通常は税務上の評価額が基準になりますが、会社設立時の自社株式の評価額が事業承継の時には10~20
まで高くなっているケースもめずらしくなく、後継者が取得資金を準備できない可能性があります。
後継者が親族なら贈与による譲渡も検討できますが、一度に贈与すれば贈与税が多額に発生します。
そのため株価が下がったタイミングで譲渡するか、相続時精算課税制度を利用する、もしくは連年贈与といった方法が検討できるでしょう。
事業承継税制の利用の検討も必要?
さらに平成21年度の税制改正により創設された相続税や贈与税の納税猶予制度である「事業承継税制」の利用も検討しましょう。
適用要件など複雑ではあるものの、親族内で誰を後継者にするか決まっている場合には事業承継を円滑に進行させる効果を得ることもあります。
自社株式を後継者に円滑に引き渡すことができて事業承継は完成しますので、後継者が決まった時点で計画を策定し実行していくことが必要になるでしょう。
事業承継税制とは?
自社株式の処分ができずにやむなく廃業という選択をせざるをえない会社もあります。

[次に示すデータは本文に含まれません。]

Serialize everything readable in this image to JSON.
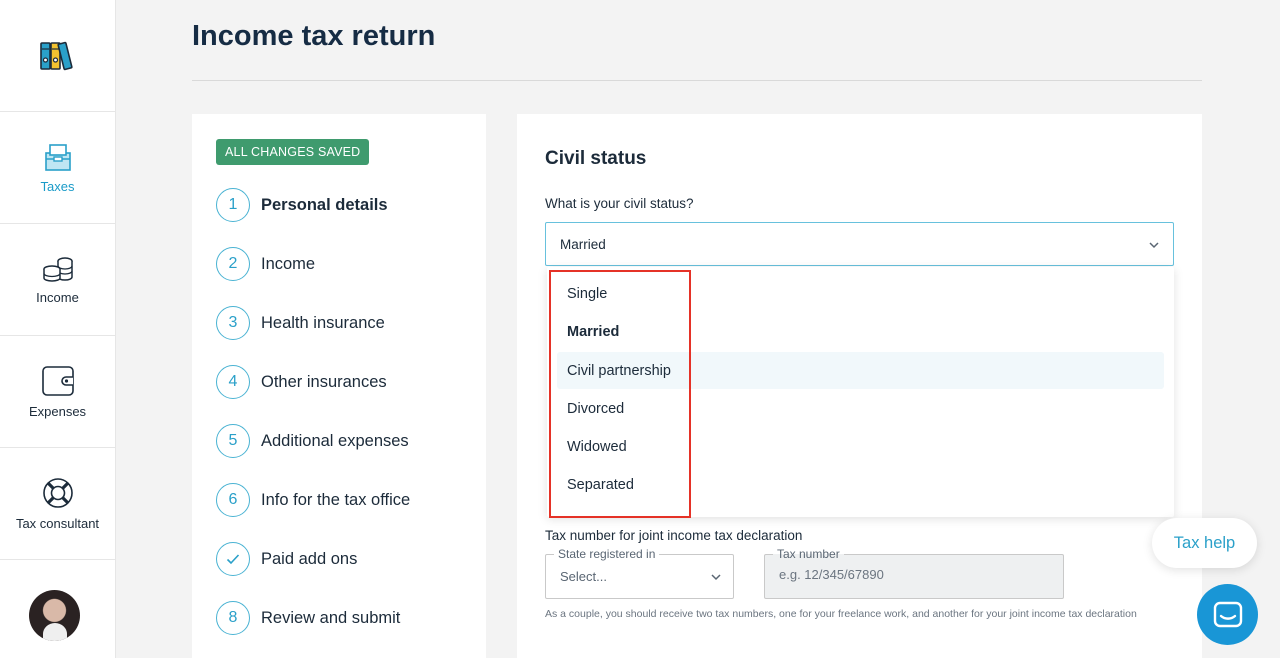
{
  "nav": {
    "items": [
      {
        "label": "Taxes",
        "icon": "taxes-box-icon",
        "active": true
      },
      {
        "label": "Income",
        "icon": "coins-icon",
        "active": false
      },
      {
        "label": "Expenses",
        "icon": "wallet-icon",
        "active": false
      },
      {
        "label": "Tax consultant",
        "icon": "lifebuoy-icon",
        "active": false
      }
    ],
    "logo_icon": "binders-logo-icon",
    "avatar": "user-avatar"
  },
  "header": {
    "title": "Income tax return"
  },
  "steps": {
    "badge": "ALL CHANGES SAVED",
    "items": [
      {
        "num": "1",
        "label": "Personal details",
        "current": true
      },
      {
        "num": "2",
        "label": "Income"
      },
      {
        "num": "3",
        "label": "Health insurance"
      },
      {
        "num": "4",
        "label": "Other insurances"
      },
      {
        "num": "5",
        "label": "Additional expenses"
      },
      {
        "num": "6",
        "label": "Info for the tax office"
      },
      {
        "num": "",
        "label": "Paid add ons",
        "icon": "checkmark-icon"
      },
      {
        "num": "8",
        "label": "Review and submit"
      }
    ]
  },
  "form": {
    "section_title": "Civil status",
    "question": "What is your civil status?",
    "selected_value": "Married",
    "options": [
      "Single",
      "Married",
      "Civil partnership",
      "Divorced",
      "Widowed",
      "Separated"
    ],
    "hovered_option": "Civil partnership",
    "tax_number_label": "Tax number for joint income tax declaration",
    "state_legend": "State registered in",
    "state_value": "Select...",
    "tax_number_legend": "Tax number",
    "tax_number_placeholder": "e.g. 12/345/67890",
    "hint": "As a couple, you should receive two tax numbers, one for your freelance work, and another for your joint income tax declaration"
  },
  "help": {
    "label": "Tax help",
    "chat_icon": "chat-icon"
  },
  "colors": {
    "accent": "#2aa0c9",
    "badge": "#3f9b6e",
    "highlight_box": "#e53227",
    "chat": "#1996d6"
  }
}
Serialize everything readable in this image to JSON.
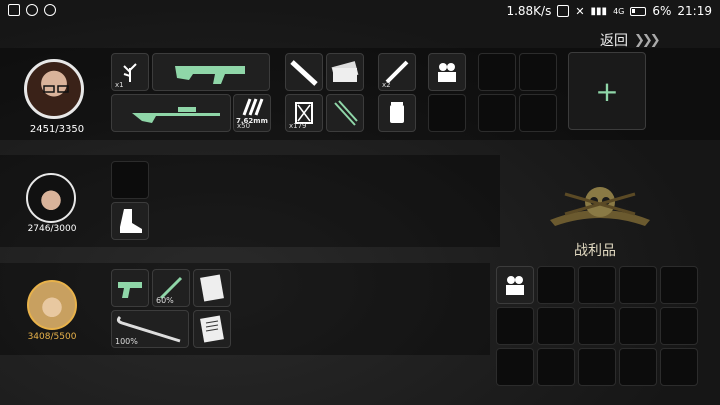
{
  "status_bar": {
    "speed": "1.88K/s",
    "battery": "6%",
    "time": "21:19",
    "network": "4G"
  },
  "back": {
    "label": "返回"
  },
  "characters": [
    {
      "hp": "2451/3350",
      "hp_color": "#ffffff"
    },
    {
      "hp": "2746/3000",
      "hp_color": "#ffffff"
    },
    {
      "hp": "3408/5500",
      "hp_color": "#e8b24a"
    }
  ],
  "items": {
    "herb_count": "x1",
    "ammo_label": "7.62mm",
    "ammo_count": "x50",
    "syringe_count": "x2",
    "fuel_count": "x179",
    "knife_durability": "60%",
    "crowbar_durability": "100%"
  },
  "loot": {
    "title": "战利品"
  },
  "colors": {
    "accent": "#8fd6a8",
    "gold": "#e8b24a"
  }
}
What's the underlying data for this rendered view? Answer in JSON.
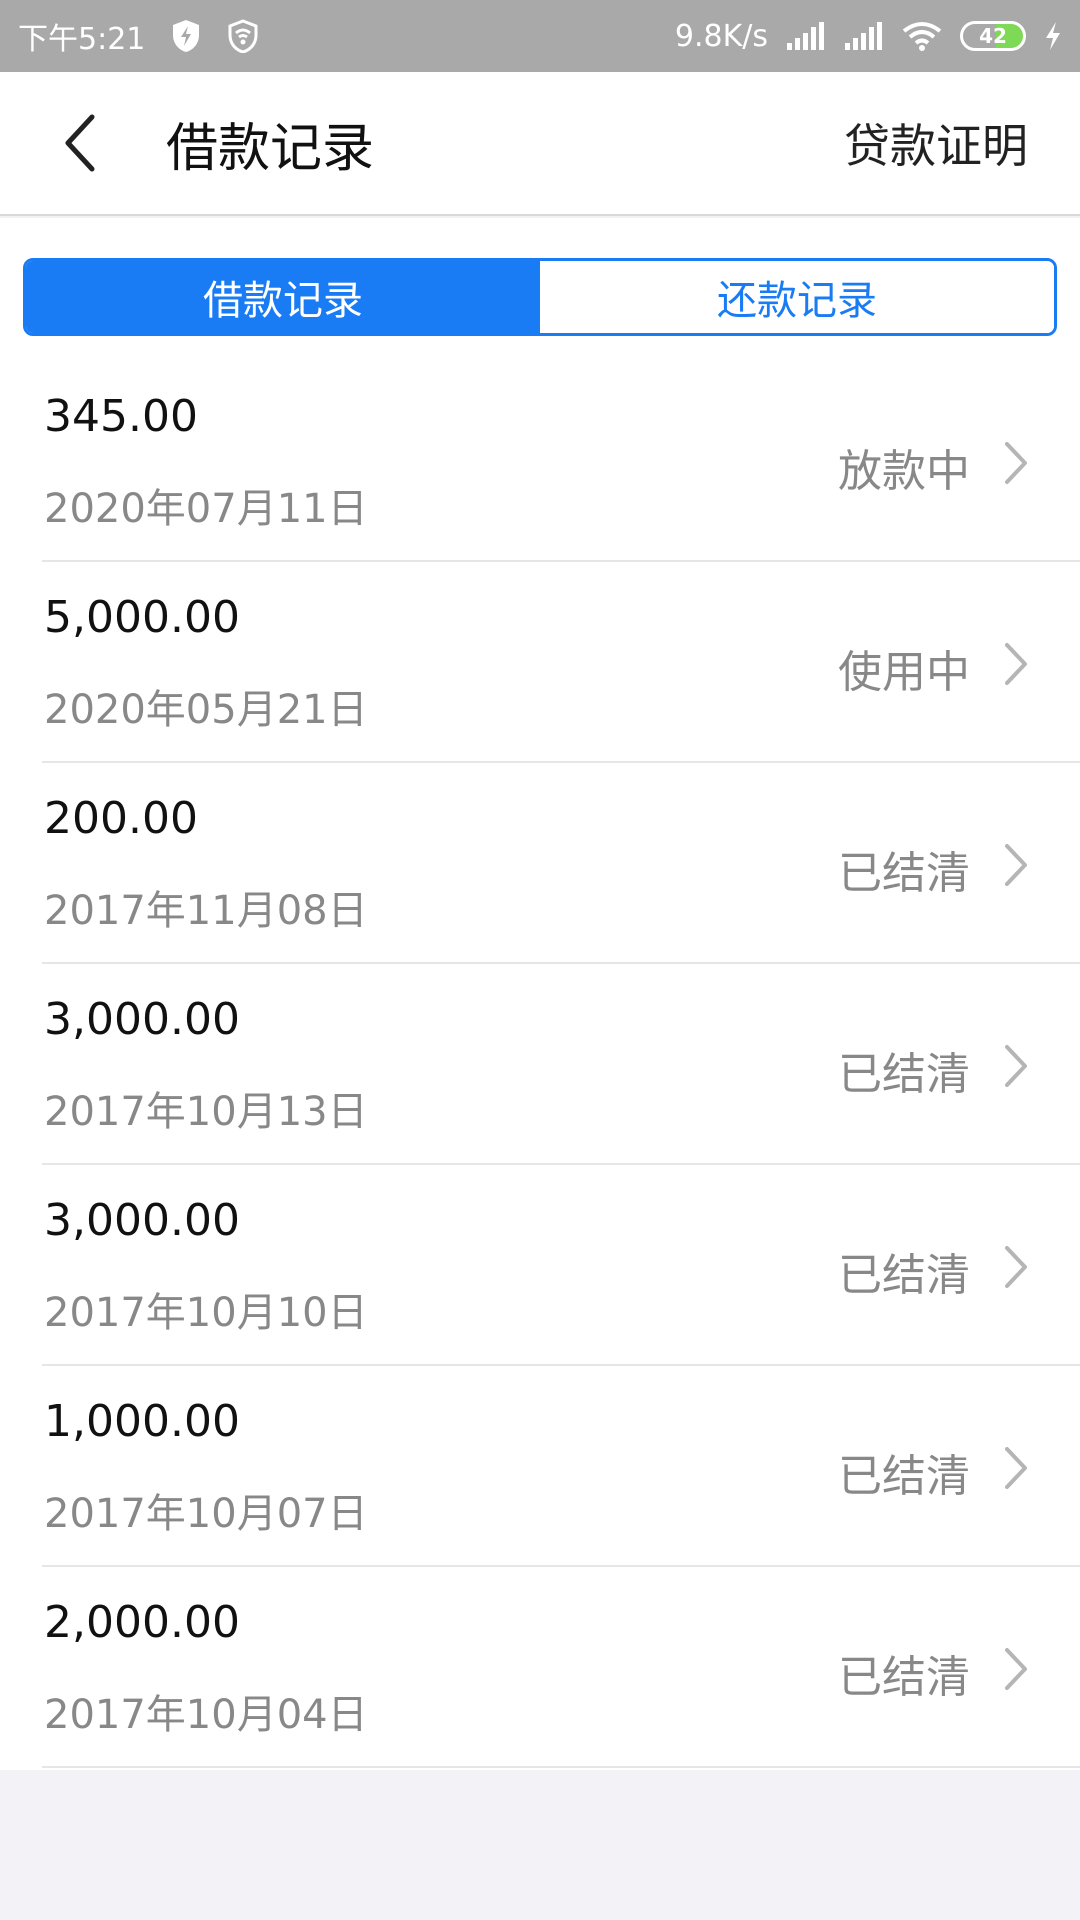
{
  "status_bar": {
    "time": "下午5:21",
    "net_speed": "9.8K/s",
    "battery": "42",
    "icons": [
      "shield-icon",
      "vpn-shield-icon",
      "signal-icon",
      "signal-icon",
      "wifi-icon",
      "battery-icon",
      "charging-icon"
    ]
  },
  "header": {
    "title": "借款记录",
    "action": "贷款证明"
  },
  "tabs": {
    "active": "借款记录",
    "inactive": "还款记录"
  },
  "colors": {
    "accent": "#1a7cf5",
    "status_bar_bg": "#a9a9a9",
    "muted_text": "#888888"
  },
  "records": [
    {
      "amount": "345.00",
      "date": "2020年07月11日",
      "status": "放款中"
    },
    {
      "amount": "5,000.00",
      "date": "2020年05月21日",
      "status": "使用中"
    },
    {
      "amount": "200.00",
      "date": "2017年11月08日",
      "status": "已结清"
    },
    {
      "amount": "3,000.00",
      "date": "2017年10月13日",
      "status": "已结清"
    },
    {
      "amount": "3,000.00",
      "date": "2017年10月10日",
      "status": "已结清"
    },
    {
      "amount": "1,000.00",
      "date": "2017年10月07日",
      "status": "已结清"
    },
    {
      "amount": "2,000.00",
      "date": "2017年10月04日",
      "status": "已结清"
    }
  ]
}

そのような状況に対応できるように国は「経営承継円滑化法」を制定しました。
この経営承継円滑化法は、遺留分の民法特例・金融支援・相続税と贈与税の納税猶予の3つから成り立ちますが、事業承継税制はこのうち相続税と贈与税の納税猶予のことを示します。
・免除ではなく猶予であることに注意
事業承継税制は、現経営者が所有する自社株式を相続や贈与で親族内後継者に承継する際に、相続税や贈与税のうち一定額の納税を猶予する制度になっています。制度を活用するには「事前認定」と「事後確認」といった手続きが必要です。
また、免除ではなく猶予する制度ですので、要件に満たなくなった際には猶予税額を納税する必要があります。
ただし手続きや猶予税額の計算が複雑なため、現経営者の財産総額や財産全体に占める自社株式割合、さらに相続割合などでさほど効果がでない可能性もあります。
ただし会社の状況次第で事業承継に役立つため、相続税や贈与税の対策の1つとして認識しておくと良いでしょう。
相続や贈与による自社株式の譲渡への対策は事前に
事業承継において問題となるのが自社株式をどのように後継者に譲り渡すかです。親族に承継する場合には相続や贈与による譲渡を検討することになるでしょうが、税金が関係するため事前にどのような対策があるかを理解しておくことが必要となるでしょう。